Timothy, who was only appointed to the role last July, said in his resignation statement that he accepted the part he played in the results of the snap election.
Instead of the expected landslide victory May had expected, the Conservatives lost 13 seats and also the majority they held before the election, and its majority, leading to a “hung” parliament.
Timothy’s colleague as joint chief if staff, Fiona Hill, released a brief statement following her resignation from her role at 10 Downing Street.
She said: “It’s been a pleasure to serve in government, and a pleasure to work with such an excellent prime minister. I have no doubt at all that Theresa May will continue to serve and work hard as prime minister, and do it brilliantly.”
Among the winners in the election are Seven British-Nigerians that won seats to represent their constituency in Parliement.
In the election which saw 7 British-Nigerians winning seats in various constituencies in the United Kingdom.

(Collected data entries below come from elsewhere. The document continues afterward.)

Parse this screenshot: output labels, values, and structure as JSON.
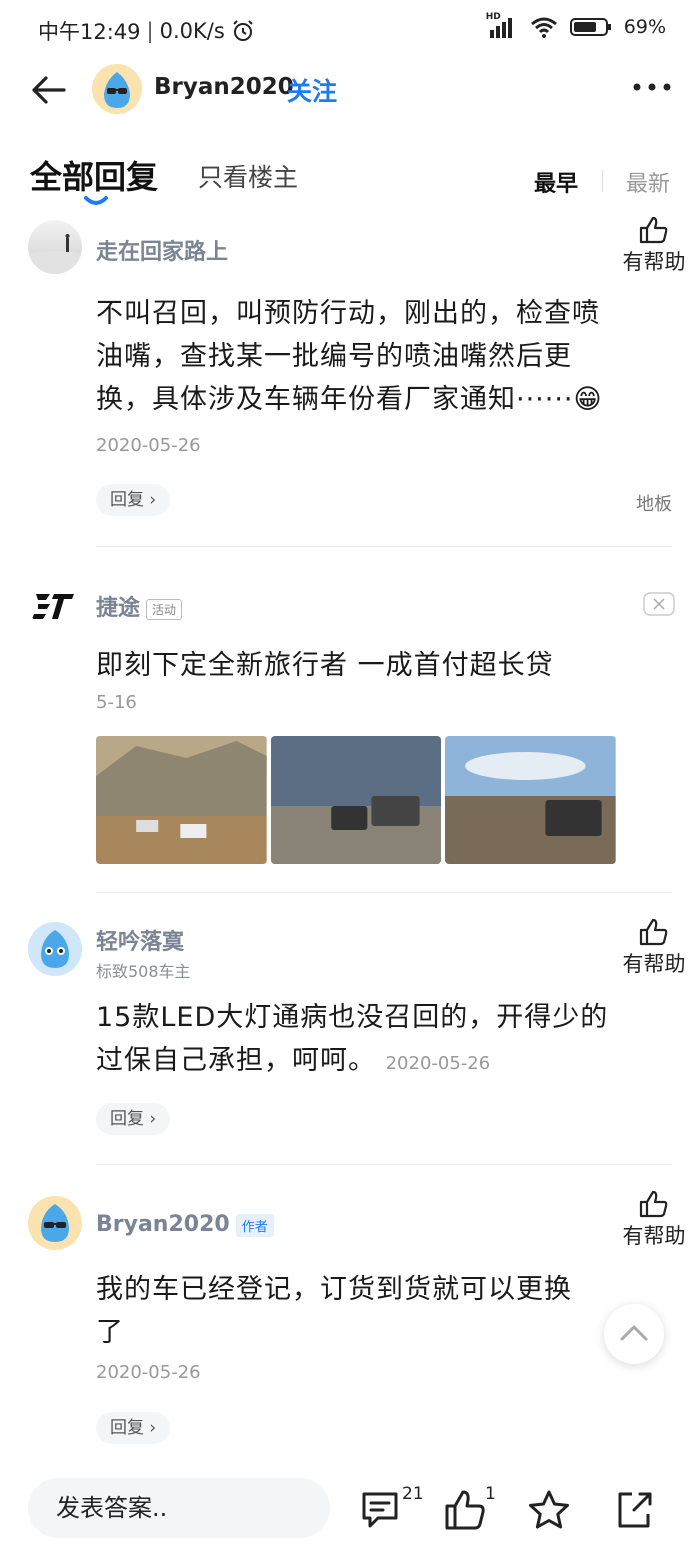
{
  "status_bar": {
    "time": "中午12:49",
    "network_speed": "0.0K/s",
    "hd_label": "HD",
    "battery": "69%"
  },
  "header": {
    "username": "Bryan2020",
    "follow_label": "关注"
  },
  "tabs": {
    "all_replies": "全部回复",
    "host_only": "只看楼主",
    "sort_earliest": "最早",
    "sort_latest": "最新"
  },
  "helpful_label": "有帮助",
  "reply_label": "回复",
  "posts": [
    {
      "username": "走在回家路上",
      "text": "不叫召回，叫预防行动，刚出的，检查喷油嘴，查找某一批编号的喷油嘴然后更换，具体涉及车辆年份看厂家通知······😁",
      "date": "2020-05-26",
      "floor": "地板"
    },
    {
      "username": "轻吟落寞",
      "subtitle": "标致508车主",
      "text": "15款LED大灯通病也没召回的，开得少的过保自己承担，呵呵。",
      "date": "2020-05-26"
    },
    {
      "username": "Bryan2020",
      "badge": "作者",
      "text": "我的车已经登记，订货到货就可以更换了",
      "date": "2020-05-26"
    }
  ],
  "ad": {
    "brand": "捷途",
    "badge": "活动",
    "title": "即刻下定全新旅行者 一成首付超长贷",
    "date": "5-16"
  },
  "bottom_bar": {
    "answer_placeholder": "发表答案..",
    "comment_count": "21",
    "like_count": "1"
  },
  "icons": [
    "back-arrow-icon",
    "more-icon",
    "thumb-up-icon",
    "close-icon",
    "chevron-up-icon",
    "comment-icon",
    "star-icon",
    "share-icon"
  ],
  "colors": {
    "accent": "#1e7cf0",
    "muted_name": "#7b8494"
  }
}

Chi Onwurah was the first result to be announced after the election results start trickling in. Onwurah won to represents Newcastle-Central at the parliament.
Onwurah was born Alril 12, 1965 and was first elected on the platform of the Labour Party in 2010.
Others include Kate Ofunne Osamor was elected member to represent Edmonton in the Parliement.
British-Nigerian Chuka Umunna was also elected to represent Streatham, Bim Afolami to represent Hitchin and Harpenden.
Among them are Olukemi Adegoke to represent Saffron Walden and the last of the seven is Fiona Onasanyo who won the seat to represent Peterboborough constituency.
The seven British-Nigerians are all of Nigerian descents.
The election left a historical mark as the first parliament with most women majority in the UK law makers chamber.